Among the ten categories, Australia was assessed, “citizenship” and “quality of life” ranked the highest.
Citizenship meant that Australia cared about human rights, gender equality, and religious freedom. Meanwhile, the quality of life referred to the country’s focus on essentialism of food, housing, quality education, job security, political stability, individual and environmental quality.
Experts suggest that such high ranking would not have been achieved without an effective telecommunications service that connects Aussies through the help of technology.
The Department of Infrastructure, Transport, Regional Development and Communications acknowledges the vital role of telecommunications to keep communities safe, connected, and informed.
At this time of the pandemic, telecommunications services like high-speed optic fibre have proved to be a crucial tool in coordinating responses among various states and territories, synchronizing policies and programs through timely information to government officials, emergency personnel, and the public.

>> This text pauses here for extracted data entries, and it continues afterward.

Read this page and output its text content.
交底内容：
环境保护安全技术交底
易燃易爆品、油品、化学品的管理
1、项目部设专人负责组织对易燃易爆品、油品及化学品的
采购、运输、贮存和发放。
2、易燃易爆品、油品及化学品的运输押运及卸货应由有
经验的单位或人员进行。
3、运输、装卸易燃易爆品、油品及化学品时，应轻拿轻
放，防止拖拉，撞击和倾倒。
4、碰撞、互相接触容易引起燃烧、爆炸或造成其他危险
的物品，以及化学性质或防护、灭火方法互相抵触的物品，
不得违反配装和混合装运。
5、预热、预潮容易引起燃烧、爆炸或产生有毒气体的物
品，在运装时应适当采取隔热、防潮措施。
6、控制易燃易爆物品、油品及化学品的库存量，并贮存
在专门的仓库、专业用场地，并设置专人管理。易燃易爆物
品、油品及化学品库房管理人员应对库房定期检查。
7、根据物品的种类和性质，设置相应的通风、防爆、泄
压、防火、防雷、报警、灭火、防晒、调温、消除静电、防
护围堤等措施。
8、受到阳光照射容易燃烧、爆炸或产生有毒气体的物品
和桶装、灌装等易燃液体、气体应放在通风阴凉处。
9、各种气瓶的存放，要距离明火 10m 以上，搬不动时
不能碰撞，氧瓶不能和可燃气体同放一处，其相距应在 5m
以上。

Australia is fortunate to have invested in increasing resilience of its telecommunication network to prevent, mitigate, and manage outages, especially during emergencies, such as human and natural disasters like bushfires, floods, tropical cyclones, earthquakes, tsunamis, and landslides.
The Land Down Under started initial plans for improving its national telecommunication network infrastructure in 2007. Since then, optic fibre cable hauling has continued for years to ensure connectivity through the continent. Fortunately, there was already enough base infrastructure laid out by the government for its fast broadband initiatives which were scheduled to be finished in 2021.
Before the coronavirus pandemic in 2019, the Australian government announced the completion of the monumental National Broadband Network (NBN) in June of 2020. In September, a multi-billion upgrade was added to the telecommunication services network in hopes of bringing faster internet speed to at least 8 million people.
NBN composes of various telecommunication services and technologies for both wires and radio communication. The network continues to use copper connections, but most of its system is already utilizing optic fibre and the hybrid fibre-coaxial that utilize physical lines to its user.
With all the basic framework and technology in place, Aussies quickly adapted to the post-COVID-19 scenario of using the full extent of telecommunications services. The Federal Government’s $37.1 million investment to Strengthening Telecommunications Against Natural Disasters package paid off, with Australia effectively managing the pandemic through technology.